Windstill war es im Schatten des Eisernen Vorhangs und unter Protektion der Supermächte – windstill und ein wenig stickig. Die militärpolitische Perspektive im geteilten Deutschland erschien ebenso gewöhnlich wie apokalyptisch: Entweder es kommt zum großen atomaren Knall – und von Deutschland samt Bundeswehr beziehungsweise Nationaler Volksarmee bliebe nicht viel übrig. Oder es gelingt, das prekäre Gleichgewicht weiter zu stabilisieren. Wo solche Alternativen zwischen Normalität und Weltuntergang sich nicht zuletzt durch (notwendige!) Entspannungspolitik verfestigten, gab es keine militärpolitischen Probleme im herkömmlichen Sinn.

Wer im Windschatten des Kalten Krieges vor sich hindümpelte, konnte es sich leisten, eine technisch hoch gerüstete Armee zu unterhalten und als deren „Ernstfall“ den Frieden auszurufen. Und dazu den gratismutigen Konsens in Gestalt einer „Genscher- Doktrin“, derzufolge jegliche Bundeswehreinsätze out of area nicht vom Grundgesetz gedeckt seien.

Mit 1989 hat indes eine Radikalisierung der Gewißheitsverluste eingesetzt, die bekanntlich auch die deutsche Außenpolitik erreichte. Der Kampf um eine neue Wehrverfassung, der in den fünfziger Jahren um das „Ob“ einer Armee geführt wurde, ist heute nicht etwa voll entbrannt, sondern schwelt ungut vor sich hin: weil ein Teil der Bonner Altparteien sich aus dem alten Verfassungskonsens davonstehlen will.

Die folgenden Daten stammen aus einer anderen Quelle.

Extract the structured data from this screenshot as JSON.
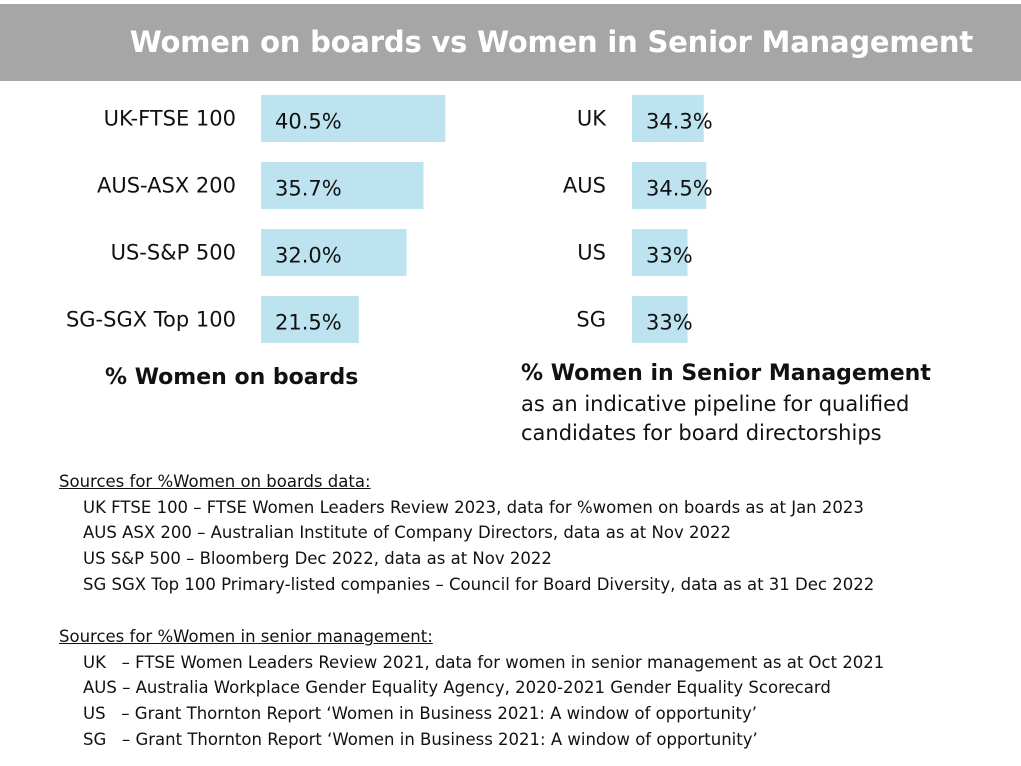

Eine zweite Debatte, dieses Mal um das „Wie“ des deutschen Wehrbeitrags, muß offen geführt werden: Soll militärische Gewalt, soll Krieg künftig ein Bestandteil der Außenpolitik sein? Und wenn ja: Wer entscheidet darüber nach welchem Verfahren? Geführt wird statt dessen ein vernebelnder Streit ums Grundgesetz. Dessen alte Artikel aus der Periode der bipolaren Welt besagen aber nichts Klares über die Fragen einer grundstürzend neuen Epoche. Statt neuer Konzeption der Außenpolitik – Prozeßtheater mit dürftigem Unterhaltungswert. Es scheint, als wollten die Streitparteien erst höchstrichterliche Punkte sammeln und den Ist-Zustand der Verfassung autoritativ beurkunden lassen, bevor sie in wirkliche Verhandlungen eintreten.

Bis dahin macht man auf harmlos. Man höre sich nur die wortreichen, um keine verschwiemelte Phrase verlegenen Beteuerungen an: Unsere Soldaten seien in Sicherheit, sie bauten Schulen und Krankenhäuser und so fort. Wie angenehm es doch in „sicheren Zonen“ zugehen kann! Dieses Land braucht vielleicht, es sei mit Bedacht und ohne Zynismus gesagt, einige Zinksärge per Bundeswehrluftpost. Erst dann vielleicht wird es der politischen Führungsschicht dieses Landes, vor allem unseren Unionschristen, dämmern, daß die Übernahme militärischer „Verantwortung in der Welt“ regelmäßig ein blutiges, ein schmutziges Geschäft ist. Ein Geschäft, das stets mit schwer zu entwirrenden, politisch-moralischen Ambivalenzen einhergeht. Kein prinzipientreuer Pazifismus, keine machtbewußte Militärpolitik helfen da heraus.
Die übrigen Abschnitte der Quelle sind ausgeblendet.